A.E lover wrote:
I don't understand what you mean.
when I am programming, I am not sure if we should put directly the
array's elements in to a formula or use some temporary variables
instead. I heard somewhere in C tips that this will be faster since it
doesn't need to frequently access to the arrays.
On May 4, 6:00 pm, Gianni Mariani <gi3nos...@mariani.wswrote:
>A.E lover wrote:
>>Dear all,
In C, I am wondering what codes will run faster:
Is this a trick question ?
OK. Now I understand your question better (I think).
Well, yes and no. As pointed out by another poster, the only way to
know is to profile it on the platform(s) of choice and see.

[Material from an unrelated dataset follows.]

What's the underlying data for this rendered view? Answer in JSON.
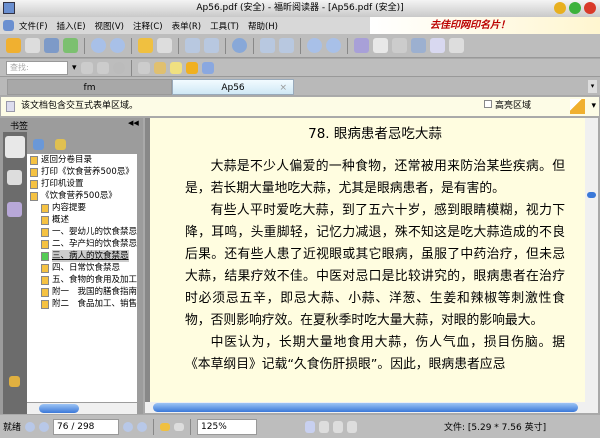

The yes - if you can minimize access to an array element, then the
compiler has less to optimize.
And no - optimizers are getting very very good. Your code above may be
vectorizable and the temporaries you create would make it harder for the
vectorizer to recognize.
The code you posted would more than likely create exactly the same
assembler code out of a modern compiler.
So lets see what the compiler generates when you send it this:
typedef struct A
{
double a[1000];
double b[1000];
} A;
void foo( A * s )
{
int i;
for (i=1;i<1000;i++)
{
s->a[i]=100*s->a[i]+300*s->b[i];
}
}
void foox( A * s )
{
int i;
double atemp;
double btemp;
double rtemp;
for (i=1;i<1000;i++)
{
atemp = s->a[i];
btemp = s->b[i];
rtemp=100*atemp+300*btemp;
s->a[i] = rtemp;
}
}
int main()
{
A s[1];
foo( s );
}
vvvvvvvvvvvvvvvvvvvvvvvvvvvvvvvvvvvvvvvvvvvvvvvvvv vvvvvvvv
gcc -O3 -S xxx_optimizer.c
gcc (GCC) 4.1.1 20060525 (Red Hat 4.1.1-1) Target: x86_64-redhat-linux
.file "xxx_optimizer.c"
.section .rodata.cst8,"aM",@progbits,8
.align 8
..LC0:
.long 0
.long 1079574528
.align 8
..LC1:
.long 0
.long 1081262080
.text
.p2align 4,,15
..globl foo
.type foo, @function
foo:
..LFB2:
movsd .LC0(%rip), %xmm3
xorl %eax, %eax
movsd .LC1(%rip), %xmm2
.p2align 4,,7
..L2:
movsd 8(%rdi,%rax,8), %xmm0
movsd 8008(%rdi,%rax,8), %xmm1
mulsd %xmm3, %xmm0
mulsd %xmm2, %xmm1
addsd %xmm1, %xmm0
movsd %xmm0, 8(%rdi,%rax,8)
addq $1, %rax
cmpq $999, %rax
jne .L2
rep ; ret
..LFE2:
.size foo, .-foo
.section .rodata.cst8
.align 8
..LC2:
.long 0
.long 1079574528
.align 8
..LC3:
.long 0
.long 1081262080
.text
.p2align 4,,15
..globl foox
.type foox, @function
foox:
..LFB3:
movsd .LC2(%rip), %xmm3
xorl %eax, %eax
movsd .LC3(%rip), %xmm2
.p2align 4,,7
..L9:
movsd 8(%rdi,%rax,8), %xmm0
movsd 8008(%rdi,%rax,8), %xmm1
mulsd %xmm3, %xmm0
mulsd %xmm2, %xmm1
addsd %xmm1, %xmm0
movsd %xmm0, 8(%rdi,%rax,8)
addq $1, %rax
cmpq $999, %rax
jne .L9
rep ; ret
.... snipped ....
^^^^^^^^^^^^^^^^^^^^^^^^^^^^^^^^^^^^^^^^^^^^^^^^^^ ^^^^^
OK - so it appears to have used the vector instructions but it looks
like it's not actually vectorizing the code. As you can see however,
the code is identical for both functions.